John Chubb’s thoughts on last Thursday’s unexpected call to a ballot box in the south.

Lessons from the Eastleigh by-election for the West MidlandsThe dust settles, another by-election is over and the political circus moves on.

Are there any lessons to be gained?  Well, it shows that that if a party has a decent local organisation, it can weather a storm. Nationally, voluntary party organisation has withered away across all parties. Being an activist with a big P is a minority sport nowadays,

Nevertheless, in spite of adverse publicity ie the initial Chris Huhne affair, the Lord Rennard allegations and how Nick Clegg handled them, the LibDems displayed resilience in defending their seat.  The electorate liked a trusted local person. It could separate him out from the national scandal elsewhere.

How many voters were swayed by Westminster MPs descending on the constituency for a day or two? The electorate is more mature than is given credit for. Why should a famous name and face swing a vote? A party paying attention to local issues and growing organically over time, can match a short-lived blitz by activists parachuted in from elsewhere. They don’t know the geography or issues.

What else? The Conservatives now have some serious competition for the right of centre vote. UKIP could be the irritant for the Tories that the short-lived SDP were to Labour decades ago. Electors connect to politicians with character and personality. Like Alex Salmon for the Scottish Nationalists, Nigel Farage at UKIP has a sunny disposition. In this media-obsessed political world, this may be worth quite a few points. The electorate see the leaders of the main parties as presentation clones of each other.
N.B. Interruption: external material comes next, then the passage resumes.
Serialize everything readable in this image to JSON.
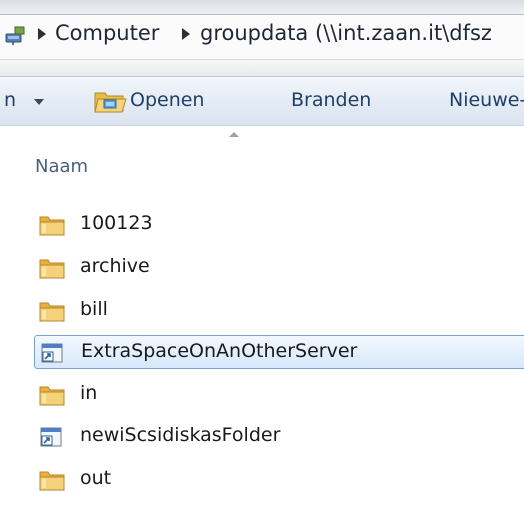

The neck ties spell the difference.

UKIP voters are now endearingly called “kippers”. This non-threatening label may help the party to gain even more votes. It is typically British breakfast fare. On the other hand, UKIP has to create a portfolio of policies other than Europe and immigration. It needs other faces beyond Farage. It is in danger of being a one-person leadership as with Caroline Lucas and the Greens.

This was not a good battle for Labour – a miniscule increase in the voter share when welfare and austerity issues were on the agenda. Lib-Dems and Labour represent the progressive pole of the political spectrum, and if the latter hold their ground then the pickings for Labour may be slim. Ed Milliband has a long way to go to convince voters he is “one nation.”

Eastleigh was an election held in an area as different as could be from the urban and culturally diverse West Midlands. At the 2015 General Election, the electorate may easily have a serious four way choice at the ballot box. Tactical voting will be there and with uncertain outcomes, coalition government may be around for a further five years. In an age of confusing and confused politics, the candidates who do well in 2015 may be those who are seen as good constituency MPs, have a presence, have the confidence to be their own person and can communicate like the rest of us.

John Chubb is a Wolverhampton-based presentation and communication specialist blogging at www.adlibynct.blogspot.co.uk

One thought on “Lessons from the Eastleigh by-election for the West Midlands

  1. It will be interesting to see what the effect of the 2014 European Parliamentary Elections, where the PR system in use means that UKIP may well win several seats, has on the political temperature and the Tories in particular.

    Also, a thought, if Scotland votes for independence, and Labour win the 2014 General Election by anything other than a landslide, they would presumably become a minority government pretty soon once independence comes into being.